Saturday, June 18, 2011

Leaving on a jet plane (again)

Flying to Geneva from Hong Kong is quite a journey: off to the airport for a late night flight to London, and then a few hours later after spending some more time in an air conditioned metal tube, I'll be spat out in Switzerland. Hopefully.

I'd been too busy to prepare, so today was strewn with tiny panics; rushing to the barber to get my hair cut, rushing to the laundrette to ensure I had more than one pair of clean underpants for the week, rushing home and trying to pack all my clothes into my suitcase without making any concessions to folding things or avoiding creases.

There's probably an iron in the hotel room, after all.

If there's a hotel room. I've still got this nagging worry that there won't be a hotel at all, and I'll arrive in Switzerland to find myself the victim of an elaborate joke, the sort of prank that requires the participation of seventy different people in the company I work for, just to leave me baffled on the wrong side of the world.
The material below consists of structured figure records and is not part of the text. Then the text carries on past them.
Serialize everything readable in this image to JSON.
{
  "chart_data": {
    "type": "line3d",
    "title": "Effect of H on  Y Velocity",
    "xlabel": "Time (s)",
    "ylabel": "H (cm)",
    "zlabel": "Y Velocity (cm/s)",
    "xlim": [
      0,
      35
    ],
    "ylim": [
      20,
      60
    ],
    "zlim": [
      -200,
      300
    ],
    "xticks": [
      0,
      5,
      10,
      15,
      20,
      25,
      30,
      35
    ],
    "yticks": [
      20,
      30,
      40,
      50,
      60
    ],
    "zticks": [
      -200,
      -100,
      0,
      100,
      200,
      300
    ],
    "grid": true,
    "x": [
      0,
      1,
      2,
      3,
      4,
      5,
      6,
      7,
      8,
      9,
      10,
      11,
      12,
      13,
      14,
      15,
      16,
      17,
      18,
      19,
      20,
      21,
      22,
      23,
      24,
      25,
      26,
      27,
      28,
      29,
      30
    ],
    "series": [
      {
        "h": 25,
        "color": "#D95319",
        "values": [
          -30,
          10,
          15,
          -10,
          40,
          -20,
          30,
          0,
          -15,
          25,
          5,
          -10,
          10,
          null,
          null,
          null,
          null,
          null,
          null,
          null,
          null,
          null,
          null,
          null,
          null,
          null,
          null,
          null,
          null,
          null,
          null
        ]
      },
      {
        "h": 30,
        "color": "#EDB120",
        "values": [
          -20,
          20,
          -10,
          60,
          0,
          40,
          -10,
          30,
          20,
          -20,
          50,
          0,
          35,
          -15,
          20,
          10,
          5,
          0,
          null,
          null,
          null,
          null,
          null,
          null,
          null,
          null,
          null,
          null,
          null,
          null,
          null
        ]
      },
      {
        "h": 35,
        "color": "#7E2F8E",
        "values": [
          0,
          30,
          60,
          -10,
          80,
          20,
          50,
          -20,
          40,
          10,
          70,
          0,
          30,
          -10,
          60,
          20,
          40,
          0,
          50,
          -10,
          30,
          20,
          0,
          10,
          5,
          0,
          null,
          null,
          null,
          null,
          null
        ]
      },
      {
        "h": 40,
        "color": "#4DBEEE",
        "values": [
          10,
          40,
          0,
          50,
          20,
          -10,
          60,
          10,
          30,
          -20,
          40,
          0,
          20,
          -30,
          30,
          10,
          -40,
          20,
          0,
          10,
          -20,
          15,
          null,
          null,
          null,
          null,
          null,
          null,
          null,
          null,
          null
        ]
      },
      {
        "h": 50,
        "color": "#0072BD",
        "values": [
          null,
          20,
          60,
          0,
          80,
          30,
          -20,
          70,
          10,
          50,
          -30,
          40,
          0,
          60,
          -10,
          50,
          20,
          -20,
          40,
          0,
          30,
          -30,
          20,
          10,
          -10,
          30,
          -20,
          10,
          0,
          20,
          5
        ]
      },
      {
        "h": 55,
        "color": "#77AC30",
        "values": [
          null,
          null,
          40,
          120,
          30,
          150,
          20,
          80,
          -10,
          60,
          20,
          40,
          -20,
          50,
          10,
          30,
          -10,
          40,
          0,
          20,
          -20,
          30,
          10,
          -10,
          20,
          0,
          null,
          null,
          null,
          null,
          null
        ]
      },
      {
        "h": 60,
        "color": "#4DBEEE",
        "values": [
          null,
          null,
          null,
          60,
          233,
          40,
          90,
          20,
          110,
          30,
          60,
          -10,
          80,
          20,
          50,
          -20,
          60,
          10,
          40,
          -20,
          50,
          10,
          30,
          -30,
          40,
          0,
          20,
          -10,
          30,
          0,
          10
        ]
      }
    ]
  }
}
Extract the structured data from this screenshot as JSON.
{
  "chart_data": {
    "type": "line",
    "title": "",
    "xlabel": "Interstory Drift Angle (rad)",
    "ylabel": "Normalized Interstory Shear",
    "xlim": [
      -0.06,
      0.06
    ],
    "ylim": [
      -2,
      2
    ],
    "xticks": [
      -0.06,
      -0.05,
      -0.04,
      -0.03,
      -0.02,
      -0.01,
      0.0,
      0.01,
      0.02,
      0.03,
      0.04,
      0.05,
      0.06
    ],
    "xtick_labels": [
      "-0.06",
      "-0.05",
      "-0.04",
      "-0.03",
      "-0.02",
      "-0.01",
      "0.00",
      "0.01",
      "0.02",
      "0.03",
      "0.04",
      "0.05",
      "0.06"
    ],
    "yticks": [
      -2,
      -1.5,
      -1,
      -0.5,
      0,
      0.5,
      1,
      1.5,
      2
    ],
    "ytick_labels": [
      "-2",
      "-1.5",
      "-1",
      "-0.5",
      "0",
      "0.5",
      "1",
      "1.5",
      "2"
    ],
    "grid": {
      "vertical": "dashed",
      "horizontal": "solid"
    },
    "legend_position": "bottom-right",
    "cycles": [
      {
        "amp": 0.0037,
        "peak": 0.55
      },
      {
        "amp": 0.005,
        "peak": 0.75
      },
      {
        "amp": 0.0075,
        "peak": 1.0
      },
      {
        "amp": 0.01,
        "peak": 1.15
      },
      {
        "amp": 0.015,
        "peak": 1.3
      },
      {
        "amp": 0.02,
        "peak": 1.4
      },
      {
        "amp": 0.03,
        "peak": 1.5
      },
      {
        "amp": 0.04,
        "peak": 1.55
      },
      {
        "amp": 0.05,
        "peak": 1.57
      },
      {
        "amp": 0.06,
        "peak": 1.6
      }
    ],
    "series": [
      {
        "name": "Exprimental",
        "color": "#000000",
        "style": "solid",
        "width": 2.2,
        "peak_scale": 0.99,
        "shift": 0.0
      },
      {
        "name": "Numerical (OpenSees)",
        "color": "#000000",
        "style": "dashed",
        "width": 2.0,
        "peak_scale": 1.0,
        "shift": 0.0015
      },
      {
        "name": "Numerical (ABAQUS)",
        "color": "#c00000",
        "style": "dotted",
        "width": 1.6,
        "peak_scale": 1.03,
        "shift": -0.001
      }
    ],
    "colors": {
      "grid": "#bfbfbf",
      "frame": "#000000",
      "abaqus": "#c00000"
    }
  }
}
Not that I'm paranoid. Much.

My back has been painful today. Although I should be happy that I can turn my head from side to side, there's a fist sized muscle below my left shoulder that's clenched as hard as it can, and that diminishes my usual sunny mood.

What am I saying, my sunny mood? I've been grumpy for pretty much all of this week. I'm hoping when I have a working body again, my spirits will be lifted; it's hard to maintain a cheery outlook on the world when it hurts to breathe.

It's something of a shame, therefore, that I'm toting The World's Heaviest Laptop with me. Most people now use Lenovos at work, but I'm the lucky owner of a cast-iron Dell from when I worked in London, a heavyweight beast that must be four years old now. A younger man than me would be happy for the opportunity to work out: I'm just dreading picking my bag up. I harbour fantasies that the guys in Customs will demand to examine it with a hammer, but the damned thing has been so robust I fear I'll be carting it around to the end of time. Or when my job disintegrates in a cloud of backache and continuous moaning.